Until this afternoon, we have been blessed with nearly perfect weather nearly every day. While field operations were still successful today, by about noontime wind and waves at the atoll had increased to the point that all of the small boats were recalled to Hi`ialakai and we ended our work a few hours early. Nevertheless, the day was extremely successful on many levels and it was an opportunity to see how well the crew of the ship is able to operate and retrieve the small boats under rough conditions. No matter what, they are able to make the complicated task of lifting an 8 meter jet boat out of the water seem routine and safe.

This afternoon, before heading on to Kure Atoll the ship is conducting multibeam mapping operations in order to add to and fill in gaps in the information that the mapping team has about Midway Atoll. Because Midway is a more accessible location than many of the other atolls in the Northwestern Hawaiian Islands, there is more data for this atoll, and many scientists are involved in work analyzing this data in greater depth. For example, the data collected today at Midway will be used by a graduate student who is working on modeling the interactions of currents. As is done at least once a night, the team is dropping a CTD probe in the water in order to get a sound velocity profile. Getting acoustical information is important for the mapping team since sound is the highest source of error in multibeam mapping.
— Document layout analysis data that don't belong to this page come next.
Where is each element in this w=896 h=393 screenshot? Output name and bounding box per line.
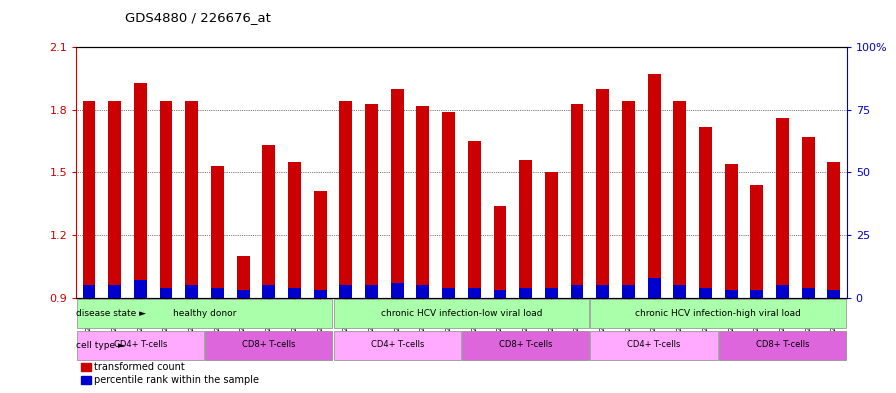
Bar	[571, 103, 583, 298]
Bar	[648, 74, 660, 298]
Bar	[520, 288, 532, 298]
Bar	[545, 288, 557, 298]
Bar	[802, 288, 814, 298]
Bar	[417, 285, 429, 298]
Bar	[648, 278, 660, 298]
Bar	[314, 191, 327, 298]
FancyBboxPatch shape	[205, 331, 332, 360]
Bar	[751, 290, 763, 298]
Bar	[725, 290, 737, 298]
Bar	[468, 141, 481, 298]
Text: disease state ►: disease state ►	[76, 309, 146, 318]
Bar	[289, 162, 301, 298]
Bar	[443, 288, 455, 298]
Bar	[82, 101, 96, 298]
Text: chronic HCV infection-high viral load: chronic HCV infection-high viral load	[635, 309, 801, 318]
Text: CD8+ T-cells: CD8+ T-cells	[755, 340, 809, 349]
Text: CD4+ T-cells: CD4+ T-cells	[371, 340, 424, 349]
Bar	[674, 285, 686, 298]
Bar	[494, 290, 506, 298]
Bar	[108, 101, 121, 298]
Text: percentile rank within the sample: percentile rank within the sample	[94, 375, 259, 385]
FancyBboxPatch shape	[333, 331, 461, 360]
Bar	[185, 101, 198, 298]
Text: healthy donor: healthy donor	[173, 309, 237, 318]
Bar	[108, 285, 121, 298]
Bar	[622, 101, 634, 298]
Bar	[134, 83, 147, 298]
Bar	[237, 290, 249, 298]
Text: CD8+ T-cells: CD8+ T-cells	[242, 340, 296, 349]
Text: CD4+ T-cells: CD4+ T-cells	[114, 340, 167, 349]
Bar	[597, 89, 609, 298]
FancyBboxPatch shape	[590, 331, 718, 360]
Bar	[185, 285, 198, 298]
Text: cell type ►: cell type ►	[76, 341, 125, 350]
FancyBboxPatch shape	[77, 331, 204, 360]
Bar	[520, 160, 532, 298]
Bar	[725, 164, 737, 298]
Bar	[289, 288, 301, 298]
Bar	[699, 288, 711, 298]
Bar	[545, 173, 557, 298]
Bar	[340, 101, 352, 298]
FancyBboxPatch shape	[77, 299, 332, 328]
Bar	[237, 256, 249, 298]
Bar	[391, 283, 404, 298]
Text: chronic HCV infection-low viral load: chronic HCV infection-low viral load	[381, 309, 542, 318]
Bar	[468, 288, 481, 298]
FancyBboxPatch shape	[590, 299, 846, 328]
Bar	[674, 101, 686, 298]
Text: CD4+ T-cells: CD4+ T-cells	[627, 340, 681, 349]
Bar	[828, 290, 840, 298]
Bar	[828, 162, 840, 298]
Bar	[391, 89, 404, 298]
Bar	[776, 285, 788, 298]
Bar	[802, 137, 814, 298]
Bar	[263, 145, 275, 298]
Bar	[571, 285, 583, 298]
Text: transformed count: transformed count	[94, 362, 185, 372]
Bar	[494, 206, 506, 298]
FancyBboxPatch shape	[719, 331, 846, 360]
Bar	[340, 285, 352, 298]
Bar	[314, 290, 327, 298]
Text: CD8+ T-cells: CD8+ T-cells	[499, 340, 553, 349]
Bar	[211, 166, 224, 298]
Text: GDS4880 / 226676_at: GDS4880 / 226676_at	[125, 11, 271, 24]
Bar	[211, 288, 224, 298]
Bar	[699, 127, 711, 298]
Bar	[443, 112, 455, 298]
Bar	[622, 285, 634, 298]
FancyBboxPatch shape	[333, 299, 590, 328]
Bar	[82, 285, 96, 298]
Bar	[776, 118, 788, 298]
Bar	[134, 280, 147, 298]
Bar	[366, 103, 378, 298]
Bar	[751, 185, 763, 298]
Bar	[263, 285, 275, 298]
Bar	[159, 288, 172, 298]
Bar	[597, 285, 609, 298]
Bar	[366, 285, 378, 298]
FancyBboxPatch shape	[462, 331, 590, 360]
Bar	[159, 101, 172, 298]
Bar	[417, 106, 429, 298]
Highly sophisticated sonar systems such as the one on the Hi’ialakai are sensitive to the changes in sound velocity. At Midway, an atoll with more activity, the CTD probe information was critical. For the mapping team, Kure Atoll is an important target for their work in the Northwestern Hawaiian Islands. There is very little multibeam data at Kure Atoll and their work over the next couple of days will fill in gaps beginning with the one hundred fathom curve, which will be an important tool for this area.

Today, the coral team had an exciting morning working out of the zodiac. They continued to set more permanent transects, and have made huge contributions over the course of this cruise towards the establishment of permanent monitoring sites for coral ecologists. Today’s sites for the coral team were shallow, something team member Jen Salerno particularly likes because it means she gets to see more invertebrates during her work along the transects. The coral team has definitely found a rhythm in their work and ability to set permanent transects. Like many of the teams, the first couple of days of work were challenging as we figured out how to best work in our small teams. By now, we are familiar with one another and work is more efficient, and of course, more fun as we continue to enjoy each other’s company in the field.

For the fish team, they began their day at a site called the “fish hole” where photographer John Brooks accompanied them to take high-definition video footage of fish that are important species in this region. The hapu`upu`u or Hawaiian grouper (Epinephelus quernus) and is found at depths of 50 fathoms in the main Hawaiian Islands, far deeper than normal scuba diving depths. Here in the Northwestern Hawaiian Islands they are found in much shallower depths in great abundance. The hapu`upu`u is a Hawaiian endemic, and is found nowhere else in the world. The knifejaw (Oplegnathus punctatus) is a southern Japanese fish that is seen in the NWHI but not in the main Hawaiian Islands. Both are fishes that characterize the unique fish fauna of the NWHI. Another fish that the team is interested in collecting while in the Northwestern Hawaiian Islands is the oval butterflyfish (Chaetodon lunulatus), which they have been able to locate at spots on the backreef here at Midway. Feeding exclusively on live coral, the oval butterflyfish is only found in coral-rich habitats. Studying the genetics of this and other species can answer important theoretical questions about the evolution and dispersal of fish species, and they can also answer practical management questions regarding fish populations in the Main and Northwestern Hawaiian Islands.

Leaving each atoll is always bittersweet. We’re all excited to visit a new site, and collect more data from another breathtaking location. However, it also means we’re a little closer to the end of this cruise, and I don’t think that anyone on this ship is quite ready for this incredible experience to be over any time soon.